The New Yorker
Even I'm tired of talking about it.
You have to sleep to dream, right? So there'll be none of that this morning. No revelations. No self-psychoanalysis. No ponderous trek through the back alleys of my brain.
I woke up today... no... back that up. I met the alarm today with a serious case of "the fuckits." Were it a weekend I would meditate, lift weights and maybe take a long walk. How long is long enough? Today might be a 20 mile excursion. It would take that much to shake out the spiders, and even then... That's not how it's going to go down though, but who cares? Anything you shake out creeps back in before you reach the other side of the day and lay down to lay awake again.
I was getting tired of dreaming anyway.
Random thought: You never know how small your life is until someone asks to see something that just isn't there.

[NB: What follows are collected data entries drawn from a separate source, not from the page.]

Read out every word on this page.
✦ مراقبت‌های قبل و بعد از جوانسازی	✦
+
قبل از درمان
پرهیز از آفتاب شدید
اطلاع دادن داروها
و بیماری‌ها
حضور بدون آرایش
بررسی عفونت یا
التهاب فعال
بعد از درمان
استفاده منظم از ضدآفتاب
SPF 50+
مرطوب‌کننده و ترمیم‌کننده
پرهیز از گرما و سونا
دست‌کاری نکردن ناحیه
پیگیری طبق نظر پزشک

Another random thought, or not so random considering the time of year, but the thing with birthdays and christmas and whatnot, is that they grew unmanageable. They became more trouble than they were worth. Like, who doesn't want a birthday... the cake... the gifts... the little bit of fanfare or recognition. But I just got afraid to hope or wish for it, because there was always a price tag. There was always going to be a debt of gratitude and you never knew how much you were going to have to pay until the bill came. That's how it was and sometimes you would end up paying all fucking year.
So... no. You can keep it all just the same.